A novel miRNA, miR-13664, targets CpCYP314A1 to regulate deltamethrin resistance in Culex pipiens pallens

Abstract

Extensive insecticide use has led to the resistance of mosquitoes to these insecticides, posing a major barrier to mosquito control. Previous Solexa high-throughput sequencing of Culex pipiens pallens in the laboratory has revealed that the abundance of a novel microRNA (miRNA), miR-13664, was higher in a deltamethrin-sensitive (DS) strain than a deltamethrin-resistant (DR) strain. Real-time quantitative PCR revealed that the miR-13664 transcript level was lower in the DR strain than in the DS strain. MiR-13664 oversupply in the DR strain increased the susceptibility of these mosquitoes to deltamethrin, whereas inhibition of miR-13664 made the DS strain more resistant to deltamethrin. Results of bioinformatic analysis, quantitative reverse-transcriptase polymerase chain reaction, luciferase assay and miR mimic/inhibitor microinjection revealed CpCYP314A1 to be a target of miR-13664. In addition, downregulation of CpCYP314A1 expression in the DR strain reduced the resistance of mosquitoes to deltamethrin. Taken together, our results indicate that miR-13664 could regulate deltamethrin resistance by interacting with CpCYP314A1, providing new insights into mosquito resistance mechanisms.

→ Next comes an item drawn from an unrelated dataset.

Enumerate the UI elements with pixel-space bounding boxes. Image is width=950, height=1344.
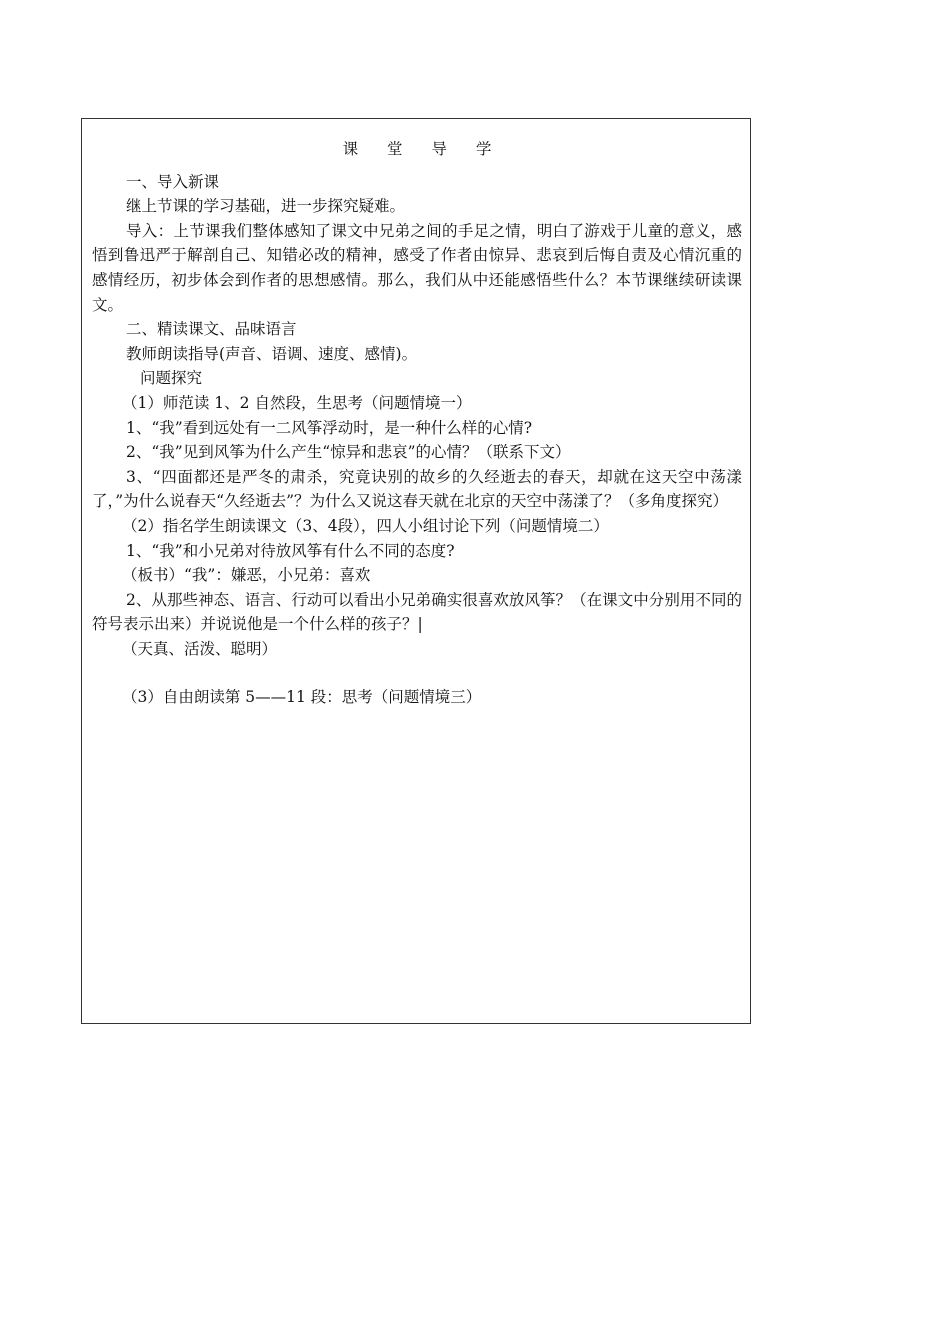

Keywords: CpCYP314A1; Culex pipiens pallens; deltamethrin resistance; miR-13664.

Fig.1

miR-13664 abundance is influenced by Ago1. (A) Ago1 transcript levels after dsCpAgo1 injection. (B) miR-13664 abundance level after dsCpAgo1 injection. (C) Ago3 transcript level after dsCpAgo3 injection. (D) miR-13664 abundance levels after dsCpAgo3 injection. Data are presented as means ± standard error (SE) of three independent experiments. **P < 0.01 compared with the negative control (NC).

Fig.2

MiR-13664 abundance levels in the DS and DR strains of C. pipiens pallens. (A) Laboratory mosquito populations. (B) Field-collected mosquito populations. Data are presented as means ± SE of three independent experiments. ***P < 0.001 compared with the DS strain.

Fig.3

MiR-13664 is involved in mediating mosquito resistance to deltamethrin. (A) MiR-13664 abundance levels after miR-13664 mimic injection. (B) Mortality of mosquitoes exposed to deltamethrin in CDC bottles after 72 h by injection of miR-13664 mimic. (C) MiR-13664 abundance levels after miR-13664 inhibitor injection. (D) Mortality of mosquitoes exposed to deltamethrin in CDC bottles after 72 h by injection of miR-13664 inhibitor. Data are presented as mean ± SE of three independent experiments. *P < 0.05, **P < 0.01, ***P < 0.001.

Fig.4

CpCYP314A1 is a direct target of miR-13664. (A) The miR-13664 binding in the 3ʹ-UTR of CpCYP314A1 mRNA and the constructed mutated vector sequence. (B) Luciferase activity in HEK293T cells cotransfected with CpCYP314A1-3ʹ-UTR (WT) or mutant CpCYP314A1-3ʹ-MUT (MUT) construct together with miR-13664. (C) CpCYP314A1 transcript levels in the DS and DR strains of C. pipiens pallens. (D) CpCYP314A1 transcript levels after injection with miR-13664 mimic. (E) CpCYP314A1 transcript levels after miR-13664 inhibitor injection. Luciferase activity was assayed in HEK293T cells cotransfected with CpCYP314A1-3ʹ-UTR (WT) or the mutant CpCYP314A1-3ʹ-MUT (MUT) construct with miR-13664. Data are presented as means ± SE of three independent experiments. *P < 0.05, **P < 0.01, ***P < 0.001.

Fig.5

CpCYP314A1 affects deltamethrin resistance in DR mosquitoes. (A) Expression levels of CpCYP314A1 after microinjection with CpCYP314A1 dsRNA. (B) Microinjected mosquito mortality observed after exposure to deltamethrin in CDC bottles for 2 h. Data are presented as the means ± SE of three independent experiments. *P < 0.05, **P < 0.01, ***P < 0.001.